I thought of that session the week before. It had taken me almost five hours to persuade Keller and Abramson that their original version of the note was wrong, but a great deal was at stake. An editor's note is not just one of those standard corrections published on page 2. It is the paper's equivalent of a papal bull: an acknowledgment that something terrible has happened. Two months earlier, Keller had rejected a request for a review of the paper's Iraq War–related reporting from Daniel Okrent, the
Times
's newly minted “public editor.” Soon after becoming executive editor, Keller wrote Okrent an email that Okrent subsequently put online, saying that he had reviewed my WMD coverage and had not seen a “prima facie case for recanting or repudiating the stories.” Charges that our coverage had been “insufficiently skeptical” were “an easier claim to make in hindsight,” he wrote. Keller had called me a “smart, well-sourced, industrious and fearless reporter with a keen instinct for news, and an appetite for dauntingly hard subjects.” My early Osama bin Laden coverage was “uniquely foresighted before 9/11” and had been “at least partly responsible for one of our Pulitzers.” Like many “aggressive reporters,” I had sometimes “stepped on toes,” but that was hardly “grounds for rebuke.”

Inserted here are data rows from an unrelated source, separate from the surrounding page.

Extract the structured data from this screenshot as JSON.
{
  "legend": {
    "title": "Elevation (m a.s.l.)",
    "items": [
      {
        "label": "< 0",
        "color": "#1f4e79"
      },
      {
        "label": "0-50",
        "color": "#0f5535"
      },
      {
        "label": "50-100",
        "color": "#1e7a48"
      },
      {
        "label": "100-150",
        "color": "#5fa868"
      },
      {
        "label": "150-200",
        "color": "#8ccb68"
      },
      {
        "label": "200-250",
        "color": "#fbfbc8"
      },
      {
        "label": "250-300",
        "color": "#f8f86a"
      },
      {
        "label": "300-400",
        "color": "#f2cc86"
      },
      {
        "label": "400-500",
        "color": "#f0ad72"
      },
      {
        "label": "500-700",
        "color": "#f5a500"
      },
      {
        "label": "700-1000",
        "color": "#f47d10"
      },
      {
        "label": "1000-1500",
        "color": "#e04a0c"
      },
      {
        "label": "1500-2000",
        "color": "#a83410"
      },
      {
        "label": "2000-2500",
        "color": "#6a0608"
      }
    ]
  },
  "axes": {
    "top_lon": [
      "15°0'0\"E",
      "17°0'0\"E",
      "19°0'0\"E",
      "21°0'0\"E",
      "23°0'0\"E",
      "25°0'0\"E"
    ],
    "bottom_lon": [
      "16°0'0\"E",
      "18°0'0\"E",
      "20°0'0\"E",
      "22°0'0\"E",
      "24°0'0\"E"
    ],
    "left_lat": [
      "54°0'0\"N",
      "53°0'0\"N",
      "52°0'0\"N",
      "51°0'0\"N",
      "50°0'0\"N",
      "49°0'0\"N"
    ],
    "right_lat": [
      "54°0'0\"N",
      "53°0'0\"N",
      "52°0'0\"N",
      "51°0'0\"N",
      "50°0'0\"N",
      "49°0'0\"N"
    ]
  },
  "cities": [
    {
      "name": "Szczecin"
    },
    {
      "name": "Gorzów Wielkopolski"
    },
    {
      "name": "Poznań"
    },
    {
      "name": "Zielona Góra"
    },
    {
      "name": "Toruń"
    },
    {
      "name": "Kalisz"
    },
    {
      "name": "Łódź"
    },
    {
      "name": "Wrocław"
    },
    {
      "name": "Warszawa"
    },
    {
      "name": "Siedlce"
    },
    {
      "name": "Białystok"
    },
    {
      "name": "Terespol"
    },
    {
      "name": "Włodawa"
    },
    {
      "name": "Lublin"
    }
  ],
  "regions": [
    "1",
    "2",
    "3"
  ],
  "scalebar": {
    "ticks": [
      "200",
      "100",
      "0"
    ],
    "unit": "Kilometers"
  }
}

Publisher Arthur Sulzberger Jr. defended me, too. Challenged about my Iraqi WMD reporting in March 2004 at a college newspaper convention in New York City, he said that he had known me “for decades” and that I had “fabulous sources.”
3
“Were her sources wrong? Absolutely,” he said. “Her sources were wrong. And you know something? The administration was wrong. And when you're covering it from the inside like that, you're going to get things wrong sometimes.” He blamed the Bush administration for “believing its own story line.”

While I welcomed Arthur's defense, I had not parroted the administration's line. I had struggled to verify every published tip. Still, I was pleased that Arthur was unwilling to let antiwar critics scapegoat me for the intelligence community's failure.